In the last Opportunity we talked about the need for organizational alignment and that there were three sub-components. In this article we will focus on the first component, clarity of direction (organizational alignment direction). The concept is fairly straight forward, all levels of an organization need goals that reinforce each other in order to move forward in a desired direction. The reality, unfortunately, is much more complicated. It also goes beyond just aligning the levels of an organization, it also means aligning functional objectives. It’s hard enough aligning levels…aligning functions (primarily because of the conflicting objectives we’ve discussed before) is even more difficult.
Take something as basic as a plan to grow sales. Top line projections are made and put into budgets, but forecasting where that growth needs to come from (e.g. new business, base business, market growth, from competitors, etc.) isn’t so easy. At the next level, regional and territory sales managers need to forecast growth by product (or service) and by customer. This is important because these forecasts feed other department requirements, who need to be aligned. When you get to the sales rep level, the direction they are given on a monthly, weekly and even daily basis needs to reinforce the overall sales strategy. Implicit in higher level planning is lower level activities that need to be done. The front-line of the business (and not just in sales) is where we often see the integrity of the organization’s alignment break down. To continue our example, sales people might be given direction as to how many sales calls they should make in a week, but what’s more important is the types of calls they need to make in order to achieve the plan. Being more specific about the types of calls (e.g. new accounts vs base customers) might dramatically change the required activities of a sales person.

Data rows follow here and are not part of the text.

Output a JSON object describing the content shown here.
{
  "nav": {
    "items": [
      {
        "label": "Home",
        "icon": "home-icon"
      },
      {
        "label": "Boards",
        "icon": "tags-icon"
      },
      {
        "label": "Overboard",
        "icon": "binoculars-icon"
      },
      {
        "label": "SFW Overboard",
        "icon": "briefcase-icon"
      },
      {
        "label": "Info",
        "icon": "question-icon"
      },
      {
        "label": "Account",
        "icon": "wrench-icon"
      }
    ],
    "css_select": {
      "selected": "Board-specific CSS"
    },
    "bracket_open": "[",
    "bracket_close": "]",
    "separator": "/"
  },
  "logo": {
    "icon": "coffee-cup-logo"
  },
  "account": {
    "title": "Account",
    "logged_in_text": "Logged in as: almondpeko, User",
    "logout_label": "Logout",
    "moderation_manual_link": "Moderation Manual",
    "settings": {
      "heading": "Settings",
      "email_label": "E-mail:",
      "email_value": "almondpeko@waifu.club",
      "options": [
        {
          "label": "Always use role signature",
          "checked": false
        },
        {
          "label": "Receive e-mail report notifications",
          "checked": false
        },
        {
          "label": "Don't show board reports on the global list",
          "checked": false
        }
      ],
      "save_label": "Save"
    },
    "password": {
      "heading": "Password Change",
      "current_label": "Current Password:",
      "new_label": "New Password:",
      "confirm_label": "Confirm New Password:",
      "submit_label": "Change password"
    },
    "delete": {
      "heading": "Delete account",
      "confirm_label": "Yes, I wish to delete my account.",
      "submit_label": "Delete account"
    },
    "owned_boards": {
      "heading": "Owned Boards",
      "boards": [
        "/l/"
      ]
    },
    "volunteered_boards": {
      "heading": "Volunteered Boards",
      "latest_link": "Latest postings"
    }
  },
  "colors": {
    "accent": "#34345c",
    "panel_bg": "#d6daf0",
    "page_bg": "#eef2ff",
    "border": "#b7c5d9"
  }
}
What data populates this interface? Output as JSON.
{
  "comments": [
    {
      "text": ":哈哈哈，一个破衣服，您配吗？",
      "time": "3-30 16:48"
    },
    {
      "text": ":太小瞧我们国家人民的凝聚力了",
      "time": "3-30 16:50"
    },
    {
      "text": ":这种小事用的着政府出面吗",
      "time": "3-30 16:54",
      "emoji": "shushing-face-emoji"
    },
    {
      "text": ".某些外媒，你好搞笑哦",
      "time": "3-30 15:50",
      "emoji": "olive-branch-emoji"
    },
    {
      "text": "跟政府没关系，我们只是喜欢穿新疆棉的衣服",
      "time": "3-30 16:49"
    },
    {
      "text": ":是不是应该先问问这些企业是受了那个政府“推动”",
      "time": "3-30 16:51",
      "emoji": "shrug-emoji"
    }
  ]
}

A good way to study directional alignment is to map out the tools managers use to plan, execute and report on an area. Planning usually starts with higher levels of the organization and gets more granular as it nears the point of execution. Reporting flows up and away from execution in a similar pattern. It’s not unusual to find that the direction used to initiate planning and then later report back on it, has little to do with the direction that is provided at the point where products or services are actually delivered. Finding those disconnects is often a rich source of opportunities to improve alignment.